Valls, who has vowed not to back down on pushing through the employment law, which has the support of another leading national union, the CFDT, told the CGT in no uncertain terms on Wednesday that it was to blame for the breakdown in order.

“When you cannot organize a demo and take responsibility, leaving thugs in the middle of the march... then you just don’t organize a demonstration that is going to degenerate,” Valls said on France Inter radio before visiting the Necker children’s hospital whose windows had been methodically smashed by “casseurs” (“breakers”, or “smashers”, a term for violent anarchist protesters).

The CGT responded in a strongly-worded statement that the city’s police authorities, which had authorized the demonstration, were ultimately responsible for security “in the same way that it is not the responsibility of football supporters to police security at Euro 2016 games.”

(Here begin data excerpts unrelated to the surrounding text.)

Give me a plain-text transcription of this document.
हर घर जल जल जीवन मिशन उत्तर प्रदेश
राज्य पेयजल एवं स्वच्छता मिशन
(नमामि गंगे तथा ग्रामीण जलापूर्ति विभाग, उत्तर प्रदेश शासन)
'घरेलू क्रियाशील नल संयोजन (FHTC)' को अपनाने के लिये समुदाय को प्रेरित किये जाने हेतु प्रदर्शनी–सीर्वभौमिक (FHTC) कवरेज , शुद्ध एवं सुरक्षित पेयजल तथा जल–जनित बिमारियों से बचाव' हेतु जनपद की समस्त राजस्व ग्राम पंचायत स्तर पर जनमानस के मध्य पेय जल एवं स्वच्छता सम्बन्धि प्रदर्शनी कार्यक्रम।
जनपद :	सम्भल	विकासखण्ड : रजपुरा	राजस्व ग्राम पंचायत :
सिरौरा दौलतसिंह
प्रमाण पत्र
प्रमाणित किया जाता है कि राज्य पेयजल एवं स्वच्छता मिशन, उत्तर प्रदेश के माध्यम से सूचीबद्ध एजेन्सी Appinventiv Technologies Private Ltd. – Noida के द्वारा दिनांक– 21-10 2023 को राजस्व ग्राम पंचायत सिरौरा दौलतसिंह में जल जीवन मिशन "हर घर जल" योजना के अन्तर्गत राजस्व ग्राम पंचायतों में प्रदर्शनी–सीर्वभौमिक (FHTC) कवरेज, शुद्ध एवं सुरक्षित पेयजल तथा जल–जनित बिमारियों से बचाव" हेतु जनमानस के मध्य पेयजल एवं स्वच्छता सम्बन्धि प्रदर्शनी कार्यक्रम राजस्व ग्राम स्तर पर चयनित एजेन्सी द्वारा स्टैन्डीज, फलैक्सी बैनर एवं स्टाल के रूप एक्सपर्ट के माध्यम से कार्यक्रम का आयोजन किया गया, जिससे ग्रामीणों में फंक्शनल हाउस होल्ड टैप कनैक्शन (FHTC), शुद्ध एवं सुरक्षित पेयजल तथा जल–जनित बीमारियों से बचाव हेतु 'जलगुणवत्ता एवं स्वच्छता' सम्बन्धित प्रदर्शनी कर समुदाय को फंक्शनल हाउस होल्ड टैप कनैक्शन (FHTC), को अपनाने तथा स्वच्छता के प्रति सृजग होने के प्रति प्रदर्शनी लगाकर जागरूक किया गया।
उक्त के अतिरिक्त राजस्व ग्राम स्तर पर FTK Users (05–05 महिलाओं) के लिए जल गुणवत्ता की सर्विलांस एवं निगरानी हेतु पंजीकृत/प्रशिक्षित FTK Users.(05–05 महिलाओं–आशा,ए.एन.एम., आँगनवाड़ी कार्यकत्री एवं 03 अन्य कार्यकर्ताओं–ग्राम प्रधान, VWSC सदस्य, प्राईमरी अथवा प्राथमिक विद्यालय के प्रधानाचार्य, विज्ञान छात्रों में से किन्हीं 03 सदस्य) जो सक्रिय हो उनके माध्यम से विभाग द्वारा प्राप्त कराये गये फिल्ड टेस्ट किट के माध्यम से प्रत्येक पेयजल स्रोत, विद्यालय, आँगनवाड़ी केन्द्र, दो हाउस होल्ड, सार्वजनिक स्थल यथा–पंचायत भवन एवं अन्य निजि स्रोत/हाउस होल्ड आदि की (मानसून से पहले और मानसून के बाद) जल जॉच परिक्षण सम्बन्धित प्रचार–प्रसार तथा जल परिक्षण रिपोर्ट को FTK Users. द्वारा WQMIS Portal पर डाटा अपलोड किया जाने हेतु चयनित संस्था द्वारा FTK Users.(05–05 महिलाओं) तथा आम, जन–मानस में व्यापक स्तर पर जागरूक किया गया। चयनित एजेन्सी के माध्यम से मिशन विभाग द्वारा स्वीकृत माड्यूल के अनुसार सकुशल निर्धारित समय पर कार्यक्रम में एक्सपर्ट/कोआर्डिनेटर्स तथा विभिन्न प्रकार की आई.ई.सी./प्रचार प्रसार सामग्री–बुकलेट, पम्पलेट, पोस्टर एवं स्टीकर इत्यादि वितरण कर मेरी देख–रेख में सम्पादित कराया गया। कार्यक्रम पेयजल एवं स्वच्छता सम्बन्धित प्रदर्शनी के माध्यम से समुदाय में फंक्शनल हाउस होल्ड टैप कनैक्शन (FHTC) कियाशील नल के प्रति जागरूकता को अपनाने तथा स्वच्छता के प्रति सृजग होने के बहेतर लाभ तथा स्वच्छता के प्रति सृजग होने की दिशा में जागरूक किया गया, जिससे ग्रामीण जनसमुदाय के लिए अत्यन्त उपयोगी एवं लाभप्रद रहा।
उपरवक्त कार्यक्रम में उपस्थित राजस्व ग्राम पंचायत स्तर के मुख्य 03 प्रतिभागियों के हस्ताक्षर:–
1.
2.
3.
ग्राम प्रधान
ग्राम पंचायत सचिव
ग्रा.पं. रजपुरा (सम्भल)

The right to protest in France, and the power of unions in large businesses, is enshrined in law. Forbidding demonstrations in the French capital would therefore be an unpopular and provocative step for the French government.

Technically, according to a clause of 1789 law that has survived on the statute books, the government can forbid a demonstration “if it threatens public order.”

This clause was used in 2014 to forbid a demonstration in support of the people of Gaza after episodes of violence. The protest took place anyway, but degenerated into a running battle between angry youths and police.